City auditor Yvonne Taylor has an office of two. She measures risk and operational deficiencies in the city government. She had a good-natured exchange with council members.

“My budget is $226,000,” she began. “We provide risk assessment, where threats and risks and opportunities are, to make recommendations that will strengthen the work that is being done here by different departments.”

She also keeps the city informed on new regulatory requirements, statutes and ordinances that department heads may not know about. She recently hired a new auditor to replace one that resigned in November.

After councilmembers joked about whether it was the time and place to ask department heads if they have what they need, she responded with good humor.

“In all honesty, I will say that no, I do not have adequate staff to cover the entire city of Clearwater,” she said with a laugh. “Due to budget constraints, it is what it is. We make do with the resources we have.”

Denise Sanders, director of Economic Development and Housing, told the council that her department has 11 fulltime employees that provide affordable housing services, make possible the construction of single family and multi-family residences, and provide other services to businesses. Much of her budget is funded via federal grants.

Dan Mayer, the city’s IT director, told councilmembers that his department supports and maintains city computer and communications systems with software updates, maintenance, and upgrades to networks. His department’s 2020 budget is slated to be $8.8 million, a 7% increase from this year.
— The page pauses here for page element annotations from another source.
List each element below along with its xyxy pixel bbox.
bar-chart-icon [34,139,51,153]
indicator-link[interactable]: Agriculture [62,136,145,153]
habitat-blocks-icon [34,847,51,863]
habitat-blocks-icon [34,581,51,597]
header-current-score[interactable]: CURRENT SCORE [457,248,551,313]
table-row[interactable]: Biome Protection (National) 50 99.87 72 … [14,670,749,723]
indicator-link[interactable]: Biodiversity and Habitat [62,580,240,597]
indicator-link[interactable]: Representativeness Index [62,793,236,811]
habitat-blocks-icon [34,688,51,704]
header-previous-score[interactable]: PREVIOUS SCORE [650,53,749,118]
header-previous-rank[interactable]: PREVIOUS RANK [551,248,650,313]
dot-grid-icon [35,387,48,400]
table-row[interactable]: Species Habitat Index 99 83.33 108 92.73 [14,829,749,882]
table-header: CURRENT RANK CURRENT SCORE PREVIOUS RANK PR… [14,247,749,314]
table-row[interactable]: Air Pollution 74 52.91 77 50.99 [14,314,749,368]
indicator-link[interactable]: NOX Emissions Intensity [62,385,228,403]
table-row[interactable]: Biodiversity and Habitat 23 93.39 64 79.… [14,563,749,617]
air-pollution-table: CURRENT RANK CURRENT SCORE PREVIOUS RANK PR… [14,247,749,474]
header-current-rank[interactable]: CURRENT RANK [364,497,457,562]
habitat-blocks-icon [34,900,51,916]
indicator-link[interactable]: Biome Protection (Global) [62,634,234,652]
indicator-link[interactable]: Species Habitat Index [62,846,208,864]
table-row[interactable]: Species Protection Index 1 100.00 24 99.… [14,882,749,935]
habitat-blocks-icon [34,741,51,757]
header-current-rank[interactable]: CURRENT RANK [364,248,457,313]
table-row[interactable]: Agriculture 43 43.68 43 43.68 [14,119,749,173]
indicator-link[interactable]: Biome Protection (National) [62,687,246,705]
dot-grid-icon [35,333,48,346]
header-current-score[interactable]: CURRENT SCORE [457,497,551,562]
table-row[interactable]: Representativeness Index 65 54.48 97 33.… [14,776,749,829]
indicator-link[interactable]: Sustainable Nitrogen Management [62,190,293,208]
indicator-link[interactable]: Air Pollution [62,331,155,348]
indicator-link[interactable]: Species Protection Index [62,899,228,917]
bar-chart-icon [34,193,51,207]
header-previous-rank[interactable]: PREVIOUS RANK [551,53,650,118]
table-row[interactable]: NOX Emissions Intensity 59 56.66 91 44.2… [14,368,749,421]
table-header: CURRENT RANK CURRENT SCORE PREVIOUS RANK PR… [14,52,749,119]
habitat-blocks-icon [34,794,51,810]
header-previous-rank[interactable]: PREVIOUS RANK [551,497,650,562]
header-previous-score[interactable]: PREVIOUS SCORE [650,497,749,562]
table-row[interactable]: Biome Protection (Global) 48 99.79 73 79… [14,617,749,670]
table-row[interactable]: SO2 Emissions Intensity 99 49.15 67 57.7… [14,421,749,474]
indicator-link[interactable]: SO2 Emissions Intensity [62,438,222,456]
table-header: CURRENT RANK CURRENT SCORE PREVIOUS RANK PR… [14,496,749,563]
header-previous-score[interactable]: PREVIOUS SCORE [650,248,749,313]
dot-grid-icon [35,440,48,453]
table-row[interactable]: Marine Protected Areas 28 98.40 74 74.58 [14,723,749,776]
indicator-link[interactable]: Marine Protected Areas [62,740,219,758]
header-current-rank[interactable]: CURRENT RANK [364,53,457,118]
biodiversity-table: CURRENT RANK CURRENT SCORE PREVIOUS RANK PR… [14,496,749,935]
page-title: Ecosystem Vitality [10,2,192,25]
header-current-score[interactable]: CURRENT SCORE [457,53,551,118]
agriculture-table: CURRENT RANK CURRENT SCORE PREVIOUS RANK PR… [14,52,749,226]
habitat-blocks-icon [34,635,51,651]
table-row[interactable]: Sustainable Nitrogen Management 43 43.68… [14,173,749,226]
The increase came from new software and maintenance contracts with tech companies, an expensive exercise.

“We also launched the upgrade of (the city’s) payroll system,” as well as increased camera systems and other security, improvements to Granicus, the online streaming of government meetings, and other projects.

Clearwater Library Director Jennifer Obermaier told the council that her department manages a collection of “more than half a million items in five locations.”

The department has 84 fulltime staff, and her budget request includes $700,000 for the purchase of new books and other lending materials. In the past, the library lent books physically to patrons, but has over the years seen an increase in the borrowing of digital content via the Internet.

The City Council also learned about Obermaier’s program called “Thingamabrary,” which has broadened the kinds of things the public can borrow from the library.

Using their library cards, patrons can borrow hand tools, board games, ukulele kits, and even Wi-Fi hotspots that patrons can take home or on vacation for 28 days at a time.